Mamie Luger
Mamie Luger
Compte rendu de la séance de livre échange du 18 juin 2019
Mamie Lüger - Benoît Philippon
« J’ai beaucoup aimé ! »
« Moi aussi »
« Je l’ai avalé en trois jours ! »
« Je ne l’ai pas trouvé aussi bien que ça … »
Les premiers échanges autour du roman de Benoît Philippon donnent le ton. Certains ont adoré le livre quand les autres restent mitigés.
Cette mamie qui tient grâce à la gnôle frelatée qu’elle prépare secrètement selon une recette
ancienne est à la fois attachante et fait rire par ses réparties désopilantes ou cassantes. Sa relation avec l’inspecteur de police, emprunte à la fois de respect et de connivence donne une touche humaine au récit. Ce n’est donc pas le personnage qui déplaît à certains lecteurs mais la répétition de situations similaires qui devient lassante. On finit par connaître la suite inévitable de l’histoire…D’autres, au contraire, ont trouvé cette accumulation de situations (et de cadavres) entraînante.
La biographie de l’auteur nous apprend que son métier de base est scénariste. Cela éclaire la construction du roman qui ressemble à celle d’un film avec ses scènes « fil conducteur » entre la mamie et l’inspecteur et ses scènes intermédiaires en retour sur le passé. On peut facilement imaginer le film qui pourrait être réalisé sur la base de ce roman.
Les participants ont néanmoins une interrogation. Pourquoi avoir choisi cet âge de 102 ans pour l’héroïne ? Aucun d’entre nous n’a d’hypothèse réaliste à émettre sur ce choix.
Ceux qui restent sur une impression mitigée considèrent qu’il y a un peu trop de sexe dans le texte.
Les autres lecteurs n’ont pas été gênés par cela.
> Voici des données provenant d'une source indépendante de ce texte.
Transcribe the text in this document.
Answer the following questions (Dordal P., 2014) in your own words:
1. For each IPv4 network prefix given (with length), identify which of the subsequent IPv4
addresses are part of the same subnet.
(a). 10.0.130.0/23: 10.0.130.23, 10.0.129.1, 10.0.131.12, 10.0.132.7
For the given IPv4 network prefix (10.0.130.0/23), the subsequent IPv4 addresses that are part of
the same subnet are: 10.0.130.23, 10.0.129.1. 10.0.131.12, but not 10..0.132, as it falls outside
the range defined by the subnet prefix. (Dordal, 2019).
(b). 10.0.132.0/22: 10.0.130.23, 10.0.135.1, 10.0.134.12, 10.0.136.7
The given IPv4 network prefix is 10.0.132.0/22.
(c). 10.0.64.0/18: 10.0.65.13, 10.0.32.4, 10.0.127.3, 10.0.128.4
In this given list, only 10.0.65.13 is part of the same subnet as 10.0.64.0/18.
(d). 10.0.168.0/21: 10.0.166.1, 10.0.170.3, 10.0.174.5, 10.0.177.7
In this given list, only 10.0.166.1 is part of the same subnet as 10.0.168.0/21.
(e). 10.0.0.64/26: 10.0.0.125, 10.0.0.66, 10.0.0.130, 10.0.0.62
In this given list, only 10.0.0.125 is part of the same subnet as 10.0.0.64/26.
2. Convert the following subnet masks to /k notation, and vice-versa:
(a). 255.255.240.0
Ils trouvent même que l’histoire a un côté très féministe si l’on prend en compte le fait que le récit se déroule à une époque où le divorce était très difficile, encore davantage s’il était souhaité par une femme. Par conséquent les meurtres n’apparaissent ici que comme une solution ultime à une situation dans laquelle l’épouse est dégradée, humiliée, sans qu’elle puisse se défendre aisément. Nonobstant le fait que le meurtre n’est jamais une solution à quelque situation que ce soit, il apparaît dans ce texte comme la seule solution en l’absence de toute autre que la société pourrait proposer. Dénoncer cette situation sociale peut alors être considéré comme une position féministe. Il est à noter par ailleurs que ce roman est l’un des rares où l’on ose parler du plaisir et du désir des femmes, ce qui est généralement tabou. Revenant sur les différentes histoires qui composent le roman, nous nous interrogeons sur la nécessité d’épouser chacun de ces hommes. La réponse est historique : à l’époque du récit seule cette option est tolérée par la société … ce qui explique aussi le choix des dénouements tragiques.
On note également dans le récit un basculement entre la situation avant le mariage qui apparaît plutôt enjouée et heureuse et la dégradation des relations (soumission de l’épouse) qui suit immanquablement le mariage. Les moments de souffrance sont d’ailleurs bien décrits et assez réalistes. Ceci amène les participants à évoquer le sujet des femmes battues (sujet hélas toujours d’actualité) et de celles qui, au bout d’interminables années de souffrance finissent par assassiner leur conjoint. On évoque en ce qui les concerne leur responsabilité, ce qu’elles contestent rarement d’ailleurs. Mais on ne parle jamais de la responsabilité sociale de l’entourage qui ne peut pas, au bout de tant d’années, ignorer complètement la situation et qui pourtant n’intervient pas. Notre responsabilité sociale semble donc fortement engagée dans le dénouement de ces cas extrêmes. A ce sujet une participante évoque le livre « La maladroite » d’Alexandre Seurat et invite à le lire.
Le passage avec le GI et l’amour réciproque qui y est décrit est considéré unanimement comme un très beau moment. Celui évoquant l’histoire de la « faiseuse d’anges » est lui très émouvant, là encore caractéristique d’une époque.
En revanche on se demande pourquoi « tuer » l’inspecteur des impôts. Cet épisode n’apparaît pas dans la continuité des autres et peut choquer.
A la fin, les meurtres des trois personnages racistes apparaissent, eux, logiques et quasiment moraux, comme une sorte de justice immanente. Les participants concluent que ce roman traite essentiellement de deux sujets : la situation de la femme, soumise à son mari, et le racisme. Malgré la gravité inhérente à ces deux thèmes, il reste drôle et émouvant. Le dénouement reste inattendu et vient conclure avec une certaine gravité et une certaine tendresse cette histoire.